While Louise Brooks may be best known for the two movies she made in Germany with G.W. Pabst, her last American silent movie, Beggars of Life (1928), has too often been overlooked. Wallace Beery got top billing since he was a bigger star, and Louise’s character is listed in the credits as only “the girl.” (You have to refer to the original stage version to learn that her name is Nancy.) However, Beery doesn’t appear until halfway into the film, and it’s Louise’s story from beginning to end.
As the story begins, Nancy has just killed her abusive step-father in self defense. Richard Arlen plays Jim, a hobo who comes begging a meal at the farmhouse only to find the farmer sitting dead at the dinner table and Nancy disguising herself as a boy. There is no suggestion that Nancy might get a fair trial, and Jim quickly suggests that they leave before anyone else shows up. Not being a fool, he grabs the dinner off the dead man’s plate before running out the door.
Rather than romanticizing life on the run, the movie presents the open road as a lonely and dangerous place—especially for a young woman. The pair are thrown from a moving train and chased from a farmer’s field. Then things only go from bad to worse when a band of hobos discover that Nancy is a girl—and all the while, the police continue to close in.
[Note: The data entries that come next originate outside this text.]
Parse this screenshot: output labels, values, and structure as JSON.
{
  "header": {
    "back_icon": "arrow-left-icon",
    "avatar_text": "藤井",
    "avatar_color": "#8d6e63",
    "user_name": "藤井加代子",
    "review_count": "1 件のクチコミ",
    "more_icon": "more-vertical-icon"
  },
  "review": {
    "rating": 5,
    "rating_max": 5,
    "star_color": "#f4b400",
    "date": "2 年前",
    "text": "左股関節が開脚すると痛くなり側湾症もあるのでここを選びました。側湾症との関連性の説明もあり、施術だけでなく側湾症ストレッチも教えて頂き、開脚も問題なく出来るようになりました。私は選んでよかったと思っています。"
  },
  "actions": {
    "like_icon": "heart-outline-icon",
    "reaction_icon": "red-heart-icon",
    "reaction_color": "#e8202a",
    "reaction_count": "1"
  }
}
Beggars is both a gripping drama and a gritty piece of social realism. Much of it was filmed on location, and many of the extras are played by real hobos. Louise even performed her own stunts, which include hopping on and off of moving trains. (She may not have been acting when she seems to be limping at the end of one scene.) Director William Wellman (locally born in Brookline) spared no pains in making the movie as realistic as possible, and his efforts paid off. Beggars of Life remains vibrant and compelling more than eighty years after it was first released
Beggars of Life is currently available on volume three of “The Rare Films of Louise Brooks” released by Classic Video Streams. Unfortunately, the only surviving print of the movie is in rather shape, and we can only hope that someone with the resources to do a proper restoration will release a cleaner copy.